Profiling the AI Engine, Memory Modules and Interface Tiles - 2022.1 English

Versal ACAP AI Engine Programming Environment User Guide (UG1076)

Document ID
Release Date
2022.1 English

There are three types of performance counters, run-time event performance counters for the AI Engine modules, run-time memory counters for memory modules and run-time interface counters for AI Engine-PL interface tiles. These performance counters can be configured to track a variety of events in the AI Engine, the memory module and the interface tile. Various features like error-correction code (ECC) scrubbing, event trace and profiling can use these performance counters. Performance counters count occurrences of a given event in a profile configuration. The profile feature offers several different configurations of these performance counters that can be dynamically applied at run-time to collect various profiling statistics.

No changes are required in PS host code when using performance counters. These counters can be configured, read and collected at run-time while the design is executing in hardware. The following table lists the number of performance counters that are available at different configurations.

Table 1. Available Performance Counters
Event Trace Used? ECC Scrubbing Used? Counters Available for Profiling
Core Module Memory Module PL Interface
No No 4 2 2
No Yes 3 2 2
Yes No 3 1 2
Yes Yes 2 1 2

The ECC scrubbing is ON by default and it can be turned ON/OFF using the AI Engine compiler option. For more information, see AI Engine Compiler Options. When ECC scrubbing is enabled, three counters are available for profiling.

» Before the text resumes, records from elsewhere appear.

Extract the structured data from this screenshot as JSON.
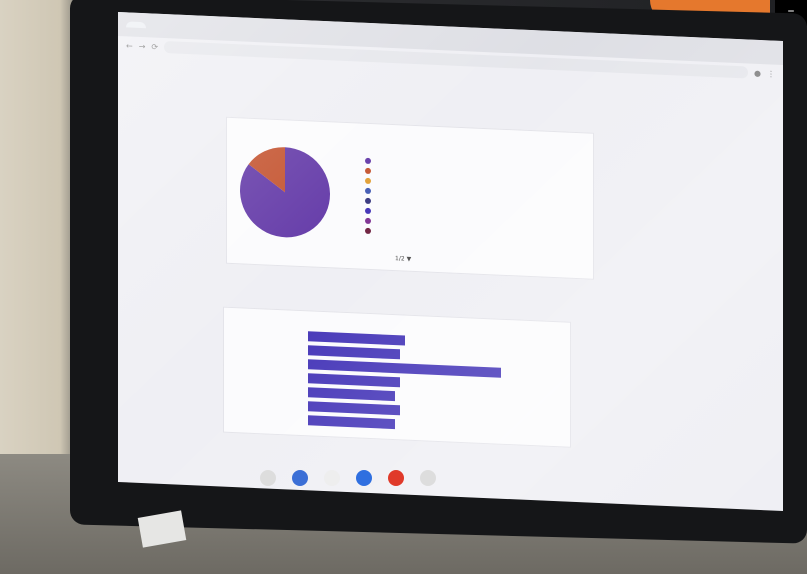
{
  "page": {
    "description_tag": ""
  },
  "browser": {
    "tabs": [
      ""
    ],
    "bookmarks": [
      "",
      "",
      "",
      "",
      ""
    ]
  },
  "pie_card": {
    "title": "",
    "subtitle": "",
    "legend_items": [
      {
        "label": "",
        "color": "#5b2fa3"
      },
      {
        "label": "",
        "color": "#c14a24"
      },
      {
        "label": "",
        "color": "#e09a2a"
      },
      {
        "label": "",
        "color": "#3a53b0"
      },
      {
        "label": "",
        "color": "#2f2f7a"
      },
      {
        "label": "",
        "color": "#3b2bb4"
      },
      {
        "label": "",
        "color": "#7a2b8f"
      },
      {
        "label": "",
        "color": "#6a1a3a"
      }
    ],
    "legend_more": "1/2 ▼"
  },
  "bar_card": {
    "title": "",
    "subtitle": "",
    "bars": [
      {
        "label": "",
        "value": 0.42
      },
      {
        "label": "",
        "value": 0.4
      },
      {
        "label": "",
        "value": 0.84
      },
      {
        "label": "",
        "value": 0.4
      },
      {
        "label": "",
        "value": 0.38
      },
      {
        "label": "",
        "value": 0.4
      },
      {
        "label": "",
        "value": 0.38
      }
    ]
  },
  "chart_data": {
    "type": "pie",
    "slices": [
      {
        "label": "",
        "value": 85,
        "color": "#5b2fa3"
      },
      {
        "label": "",
        "value": 15,
        "color": "#c14a24"
      }
    ]
  },
  "overlay": {
    "corner_button_label": "–"
  }
}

When performance counters are used for ECC scrubbing, event trace and profiling in the same execution, allocated performance counters cannot meet the requirements of all the requested features at the same time. The following warning messages indicate this situation.

Figure 1. Warning Message

All the chosen metric sets should be grouped in the xrt.ini file under the [Debug] keyword. An example of the xrt.ini file to profile the AI Engine module, the memory module and the PL interface tile is as follows:
aie_profile = true
aie_profile_interval_us = 1000
aie_profile_core_metrics = heat_map
aie_profile_memory_metrics = write_bandwidths
aie_profile_interface_metrics = input_stalls_idle:2